3. While benchmarking various possible implementations, I found that many
operations can be written to transparently work on on-heap and off-heap memory.
The only notable exception are individual byte accesses, which are faster on
specialized heap implementations (up to 50% faster, see benchmarks below).
4. Because individual byte operations occur a lot for Strings and
tags/headers, I did not want to compromise on their performance.
We now have the following MemorySegment implementations:
- `MemorySegment`: Implements all multi-byte type accesses (ints,
longs, doubles) and copy/compare/swap methods to transparently work on
heap/off-heap memory.
- `HeapMemorySegment`: Optimized single-byte operations, and bulk byte
transfers. Used for on-heap case.
- `HybridMemorySegment`: Transparent on-heap/off-heap single byte
operations and bulk transfers, slightly slower than the HeapMemorySegment. Used
for off-heap case, and can also represent the unpooled on-heap memory at the
same time.
Effectively, performance of some off-heap memory operations are a bit
slower than on-heap operations. I think that cannot be avoided, and in this
implementation, we have a way to keep peak-performance of managed memory on
heap.
5. For optimal JIT efficiency, many methods are marked as final. In
addition, performance increases if only one of the MemorySegment
specializations is used at a time, and not both are mixed. That way the JIT can
optimally de-virtualize and inline methods. Otherwise, it has to switch between
optimization/deoptimization or use bimorphic inlining. Since the memory segment
accesses are the absolute innermost loops, we care about these last few CPU
cycles. The benchmarks below illustrate this.
Direct instantiation of the memory segments is not easily possible, but
access must go through a `MemorySegmentFactory` that manages which
implementation to load and use.
6. The implementations of the individual memory segment functions take care
of the following:
- Use methods that are JIT intrinsics, i.e., get jitted to optimized
native instructions.
- Use collapsed checks for range checks and disposal checks.
- Avoids branches between heap/off-heap cases, but use uniform code
path (for primitive type accesses).
- The code paths for valid (non exception) cases are always the first
option at branches, for single element operations.

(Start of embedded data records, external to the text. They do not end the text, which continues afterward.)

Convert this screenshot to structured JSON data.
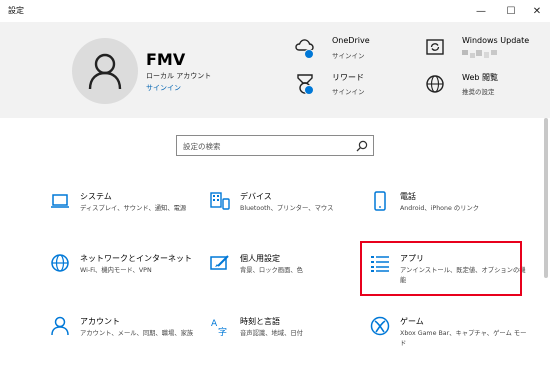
{
  "window": {
    "title": "設定",
    "minimize": "—",
    "maximize": "☐",
    "close": "✕"
  },
  "account": {
    "name": "FMV",
    "type": "ローカル アカウント",
    "signin": "サインイン"
  },
  "header_items": [
    {
      "title": "OneDrive",
      "subtitle": "サインイン",
      "icon": "onedrive-icon"
    },
    {
      "title": "リワード",
      "subtitle": "サインイン",
      "icon": "rewards-icon"
    },
    {
      "title": "Windows Update",
      "subtitle": "",
      "icon": "windows-update-icon"
    },
    {
      "title": "Web 閲覧",
      "subtitle": "推奨の設定",
      "icon": "globe-icon"
    }
  ],
  "search": {
    "placeholder": "設定の検索"
  },
  "tiles": [
    {
      "title": "システム",
      "desc": "ディスプレイ、サウンド、通知、電源",
      "icon": "laptop-icon"
    },
    {
      "title": "デバイス",
      "desc": "Bluetooth、プリンター、マウス",
      "icon": "keyboard-icon"
    },
    {
      "title": "電話",
      "desc": "Android、iPhone のリンク",
      "icon": "phone-icon"
    },
    {
      "title": "ネットワークとインターネット",
      "desc": "Wi-Fi、機内モード、VPN",
      "icon": "globe-icon"
    },
    {
      "title": "個人用設定",
      "desc": "背景、ロック画面、色",
      "icon": "personalization-icon"
    },
    {
      "title": "アプリ",
      "desc": "アンインストール、既定値、オプションの機能",
      "icon": "apps-list-icon"
    },
    {
      "title": "アカウント",
      "desc": "アカウント、メール、同期、職場、家族",
      "icon": "person-icon"
    },
    {
      "title": "時刻と言語",
      "desc": "音声認識、地域、日付",
      "icon": "time-language-icon"
    },
    {
      "title": "ゲーム",
      "desc": "Xbox Game Bar、キャプチャ、ゲーム モード",
      "icon": "xbox-icon"
    }
  ],
  "colors": {
    "accent": "#0078d7",
    "link": "#0063b1",
    "highlight_border": "#e8001c",
    "header_bg": "#f2f2f2"
  }
}
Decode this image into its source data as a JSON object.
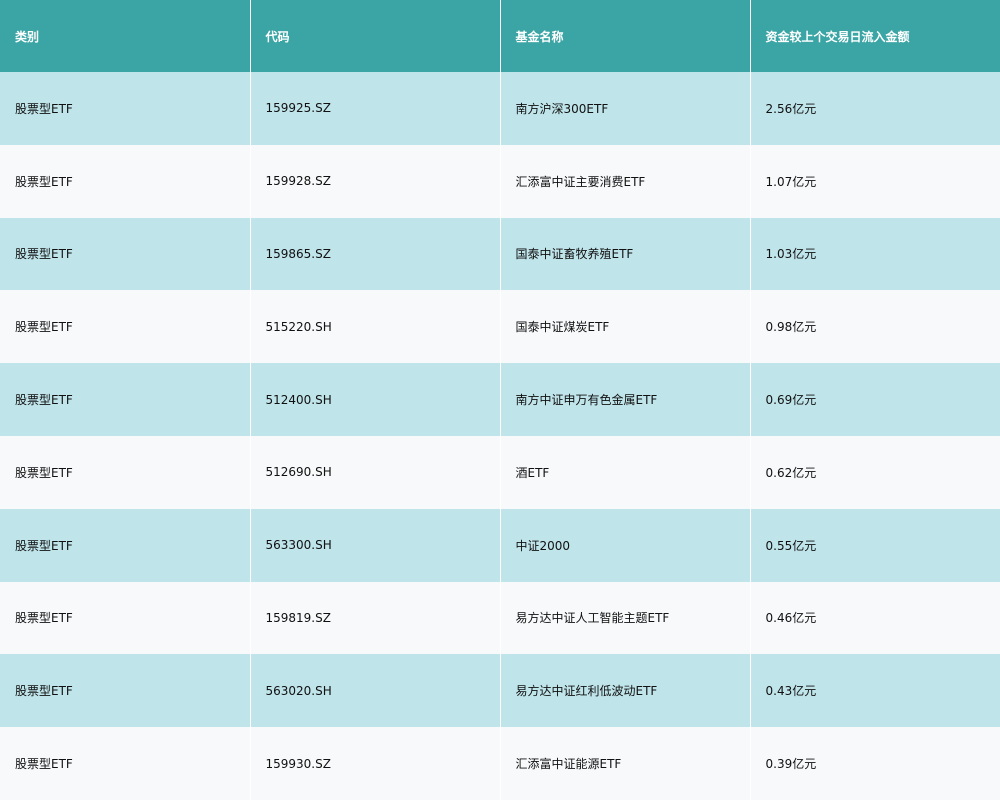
{
  "table": {
    "headers": [
      "类别",
      "代码",
      "基金名称",
      "资金较上个交易日流入金额"
    ],
    "rows": [
      [
        "股票型ETF",
        "159925.SZ",
        "南方沪深300ETF",
        "2.56亿元"
      ],
      [
        "股票型ETF",
        "159928.SZ",
        "汇添富中证主要消费ETF",
        "1.07亿元"
      ],
      [
        "股票型ETF",
        "159865.SZ",
        "国泰中证畜牧养殖ETF",
        "1.03亿元"
      ],
      [
        "股票型ETF",
        "515220.SH",
        "国泰中证煤炭ETF",
        "0.98亿元"
      ],
      [
        "股票型ETF",
        "512400.SH",
        "南方中证申万有色金属ETF",
        "0.69亿元"
      ],
      [
        "股票型ETF",
        "512690.SH",
        "酒ETF",
        "0.62亿元"
      ],
      [
        "股票型ETF",
        "563300.SH",
        "中证2000",
        "0.55亿元"
      ],
      [
        "股票型ETF",
        "159819.SZ",
        "易方达中证人工智能主题ETF",
        "0.46亿元"
      ],
      [
        "股票型ETF",
        "563020.SH",
        "易方达中证红利低波动ETF",
        "0.43亿元"
      ],
      [
        "股票型ETF",
        "159930.SZ",
        "汇添富中证能源ETF",
        "0.39亿元"
      ]
    ]
  },
  "colors": {
    "header_bg": "#3ba5a5",
    "row_odd_bg": "#bfe4ea",
    "row_even_bg": "#f7f9fb"
  }
}
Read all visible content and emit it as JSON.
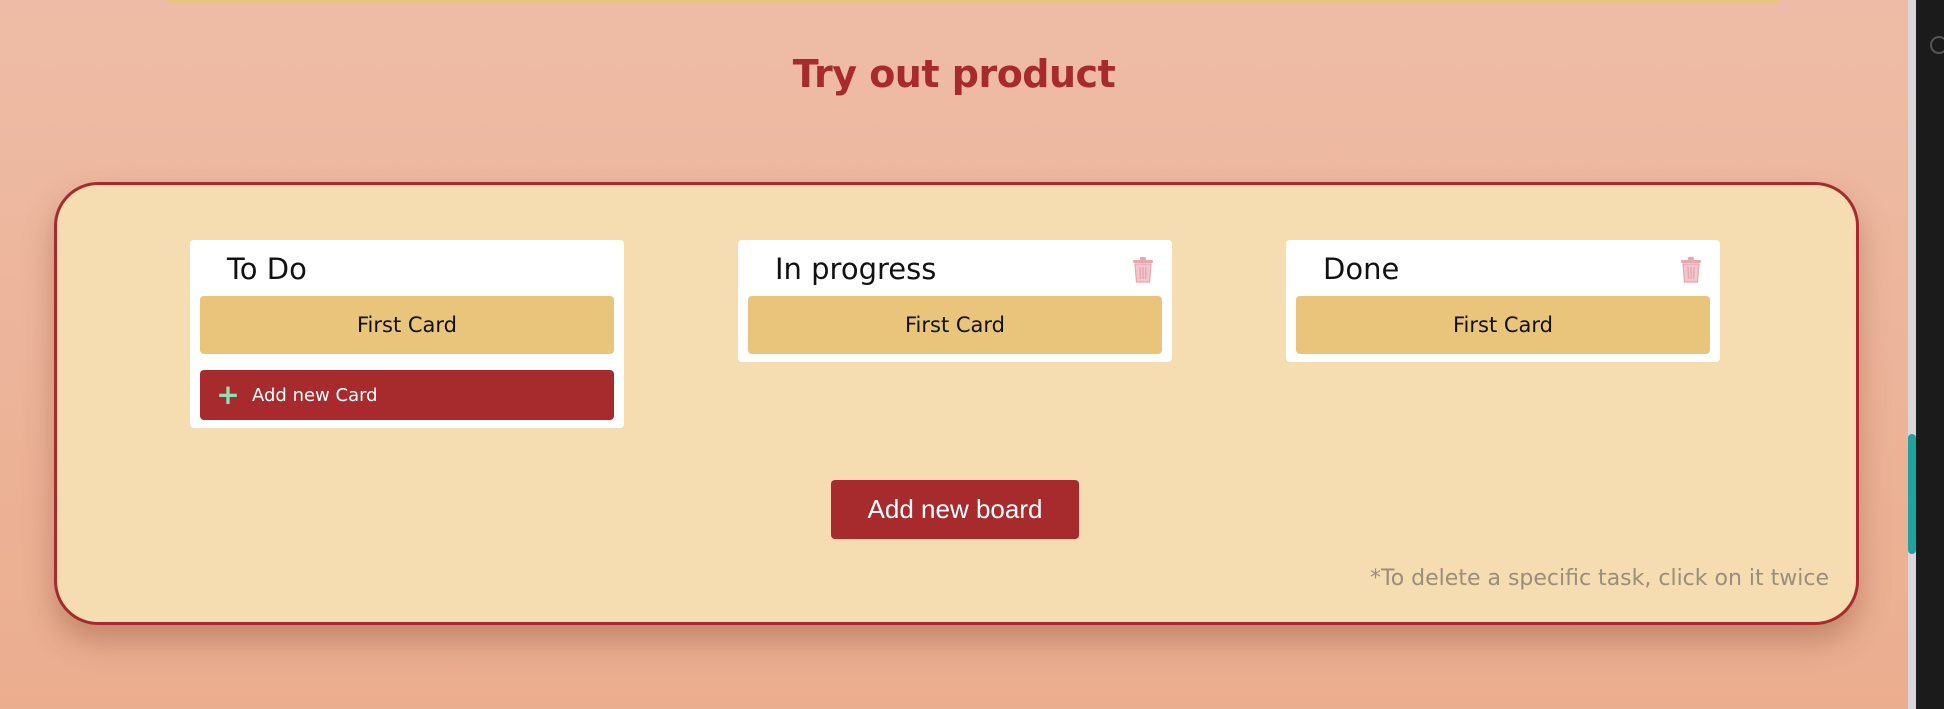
{
  "page": {
    "title": "Try out product"
  },
  "boards": [
    {
      "title": "To Do",
      "cards": [
        "First Card"
      ],
      "has_delete": false,
      "add_card_label": "Add new Card"
    },
    {
      "title": "In progress",
      "cards": [
        "First Card"
      ],
      "has_delete": true
    },
    {
      "title": "Done",
      "cards": [
        "First Card"
      ],
      "has_delete": true
    }
  ],
  "actions": {
    "add_board_label": "Add new board"
  },
  "note": "*To delete a specific task, click on it twice",
  "icons": {
    "delete": "trash-icon",
    "add": "plus-icon"
  },
  "colors": {
    "accent": "#a72a2c",
    "card": "#e9c57b",
    "panel": "#f5ddb1",
    "plus": "#8fe0b2",
    "trash": "#e8a6ae"
  }
}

- As long as the memory segment object exists, all operations are
guaranteed to work and not lead to segmentation faults, if the segment has been
concurrently freed.
## Tests
More than 6k lines of tests in total, for all types of memory segments and
memory (heap, hybrid-on-heap, hybrid-off-heap) and interoperability between
them. Tests include regular operation, attempts on released memory, bound
violations, interoperability with other heap and off-heap memory, checks for
correct exception types.
Test coverage reports shows that virtually all conditionals are tested,
except for the once that are effective only on big-endian processor
architectures, and otherwise optimized away by class-loading/JIT.
## Open issues
- The TaskManager startup script needs to be adjusted to interpret the
`taskmanager.memory.off-heap` config entry and adjust the heap size and
off-heap size according to `taskmanager.memory.size` and
`taskmanager.memory.off-heap-ratio`.
- Has not yet been integrated with the YarnTaskManagerRunner.
- Needs some cluster testing
## Microbenchmarks of the Memory Segments
These microbenchmarks test the performance of the memory segments on
various operation.
The code is under
`flink-core/src/test/java/org/apache/flink/core/memory/benchmarks/MemorySegmentSpeedBenchmark.java`
- Oracle Java 8 (1.8.0_25)
- 4GB heap (the experiments need 2.2 GB)
- Intel Core i7-4700MQ CPU, 2.40GHz (4 cores, 8 hardware contexts)
- All experiments were run 5x, discaring the fastest and slowest run, and
then averaged. This compensated for delay before the JIT kicks in.
- Each run tests the different implementations in different orders, to
balance the advantage/disadvantage of the JIT specializing towards certain code
paths.
The tested implementations are
- `HeapMemorySegment` (exclusive): The case where it is the only loaded
MemorySegment class.
- `HeapMemorySegment` (mixed): The case where both the
`HeapMemorySegment` and the `HybridMemorySegment` are loaded.
- `HybridMemorySegment` (heap-exclusive): Backed by heap memory, and the
case where it is the only loaded MemorySegment class.
- `HybridMemorySegment` (heap-mixed): Backed by heap memory, and the case
where both the `HeapMemorySegment` and the `HybridMemorySegment` are loaded.
- `HybridMemorySegment` (off-heap-exclusive): Backed by off-heap memory,
and the case where it is the only loaded MemorySegment class.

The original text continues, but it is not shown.